Ludhiana, August 20
Breastfeeding of infants alone is sufficient for the first six months and thereafter, complementary foods are required to ensure adequate growth as well as to prevent malnutrition, which is common in the age group of 6 month to 24 months.
This was stated by Dr Rajinder Gulati, Head, Paediatrics Department, ESIC Model Hospital, in his keynote address at a two-day orientation training course in nutrition education organised by the local unit of the Food and Nutrition Board for anganwari workers of ICDS project of Doraha, Dehlon and Sidhwan Bet blocks in this district here yesterday.
Highlighting the importance of appropriate infant and young child feeding, he defined complementary feeding as any non-breastmilk food or nutritious food given to young children in addition to breastfeeding. “The six-11 months period is an especially vulnerable time because infants are just learning to eat and must be fed soft foods frequently and patiently. Care must be taken to ensure that these foods complement rather than replace breastmilk. For older infants and toddlers, breastmilk continues to be an important source of energy, proteins, vitamin A and vitamin C. Therefore, breastfeeding should continue up to the age of 2 years at least, while receiving complementary foods.”
Dr Gulati said a six-month-old child could eat soft and starchy foods such as cereals. By the age of nine months, infants could be given chopped food.
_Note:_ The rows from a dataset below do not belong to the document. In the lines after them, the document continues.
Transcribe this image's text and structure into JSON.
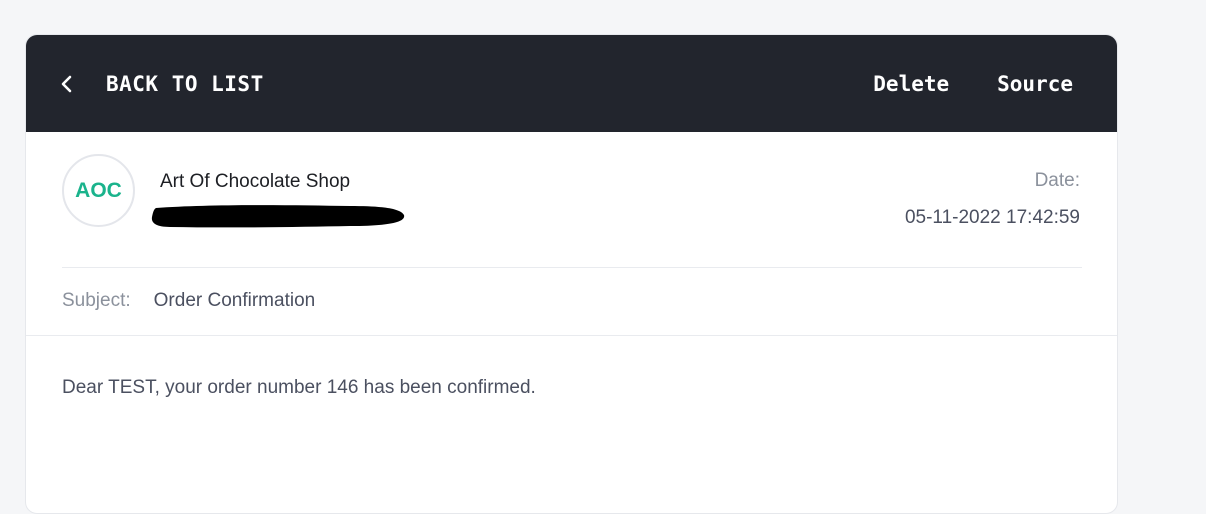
{
  "topbar": {
    "back_label": "BACK TO LIST",
    "back_icon": "chevron-left-icon",
    "delete_label": "Delete",
    "source_label": "Source"
  },
  "message": {
    "avatar_initials": "AOC",
    "sender_name": "Art Of Chocolate Shop",
    "date_label": "Date:",
    "date_value": "05-11-2022 17:42:59",
    "subject_label": "Subject:",
    "subject_value": "Order Confirmation",
    "body": "Dear TEST, your order number 146 has been confirmed."
  },
  "colors": {
    "page_background": "#f5f6f8",
    "topbar_background": "#22252d",
    "avatar_text": "#1ab38c",
    "muted_text": "#8b919c",
    "body_text": "#4b5060"
  }
}
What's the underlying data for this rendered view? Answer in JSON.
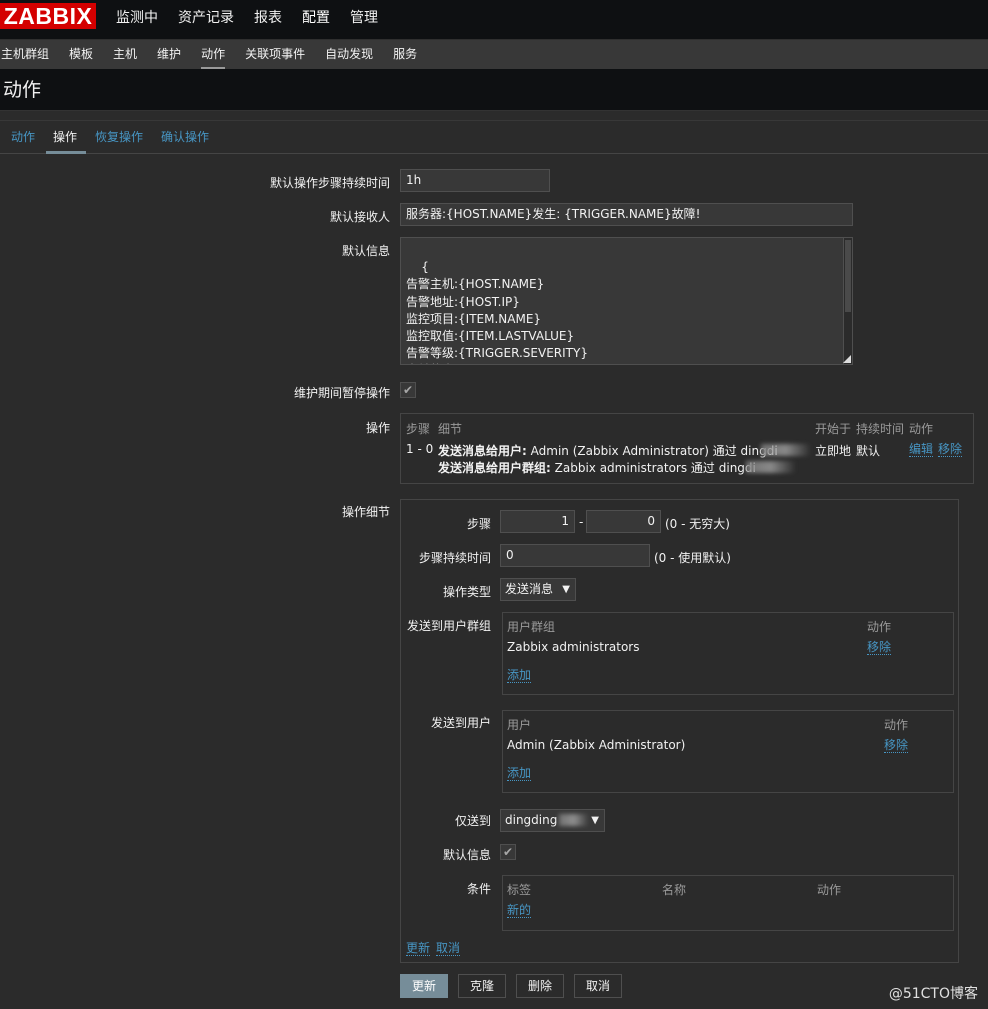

Complementary food had to be started in small amounts and increased progressively so as to provide more than half of the nutritional requirements of the child by the age of one year.
He warned against early introduction of complementary food before six months of age as it could have a negative effect on health like reduction of protective factors available with breastmilk, reduction of key nutrients such as zinc and iron, which were available through exclusive breastfeeding, risk of diarrhoea and displacement of fully nutritious breastmilk with other nutritionally inferior food.
“Similarly, late introduction of complementary feeding is associated with insufficient intake of energy and protein leading to poor growth, insufficient intake of iron leading to anaemia and insufficiency of other nutrients leading to malnutrition.”
Regarding the taste, consistency and texture of complementary foods, Dr Gulati advised that transition from liquid to semi-solid and solid feeding was a major developmental milestone and it was important to change the taste, consistency and texture of foods as the child grew older so as to ensure that he accepted almost all family food by the time he was one.
“A child’s first food should be soft and flowing, thicker than breastmilk, bland in taste and homogenous (mashed or strained). When the infant has accepted soft food, different taste should be gradually introduced while increasing the thickness and varying the texture of the food. A child’s first food should be based on cereal or stable food.”
On the frequency of complementary foods, he said initially a small amount should be introduced once or twice a day slowly increasing it to four times. Gradually, the amount of food could be increased and at one year, complementary food should be given four times daily along with breastfeeding, especially during night.